Live Gallery: Moktar Brings Club Heat and Cultural Firepower to Carriageworks 14.06.2025


Moktar
Images Deb Pelser

Carriageworks—Sydney’s industrial cathedral of culture—is buzzing. Inside its cavernous halls, the energy is already electric. Vivid Sydney has turned the city into a neon dreamscape, but tonight it’s not the lights pulling focus—it’s the sound. And that sound belongs to Moktar.

As the crowd shuffles in under the vast steel beams and faded brick archways of the old Eveleigh railyards, the atmosphere is thick with low-end rumble and possibility. Moktar, the Egyptian-Australian producer making seismic waves in global club culture, is about to take the stage—and no one here is standing still.

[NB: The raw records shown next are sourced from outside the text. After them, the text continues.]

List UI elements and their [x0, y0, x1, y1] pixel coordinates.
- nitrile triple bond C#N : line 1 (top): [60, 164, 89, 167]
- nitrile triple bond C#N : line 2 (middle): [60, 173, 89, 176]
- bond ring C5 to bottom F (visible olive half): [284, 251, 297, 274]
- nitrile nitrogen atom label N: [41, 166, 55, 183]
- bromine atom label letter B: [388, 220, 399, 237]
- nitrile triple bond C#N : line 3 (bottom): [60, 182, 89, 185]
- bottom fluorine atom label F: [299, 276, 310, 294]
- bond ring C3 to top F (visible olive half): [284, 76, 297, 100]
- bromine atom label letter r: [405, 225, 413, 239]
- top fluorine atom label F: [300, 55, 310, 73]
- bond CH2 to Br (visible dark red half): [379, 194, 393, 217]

Opening tonight is Tash LC, a genre-blurring DJ, broadcaster and selector whose sets fuse the rhythms of the underground with the pulse of contemporary club culture.

Moktar’s music is a hypnotic fusion of techno, UK club rhythms, and traditional Arabic instrumentation. Growing up in the post-Cronulla riot haze of Sydney’s Shire, Moktar turned pain into propulsion, transforming cultural pride into dancefloor revolution. Tonight, the bass kicks like a heartbeat, and every oud sample cuts through the fog like a memory resurfaced.

The venue—equal parts heritage site and sonic forge—is the perfect host for this cultural alchemy. Carriageworks, built on Gadigal land, becomes the container for something ancient yet immediate, a club night that feels like both protest and celebration.

As the first drops of his set cascade through the speakers, the crowd moves as one, caught in the crossfire of tradition and futurism. And tonight, under Vivid’s glow, that world feels gloriously limitless.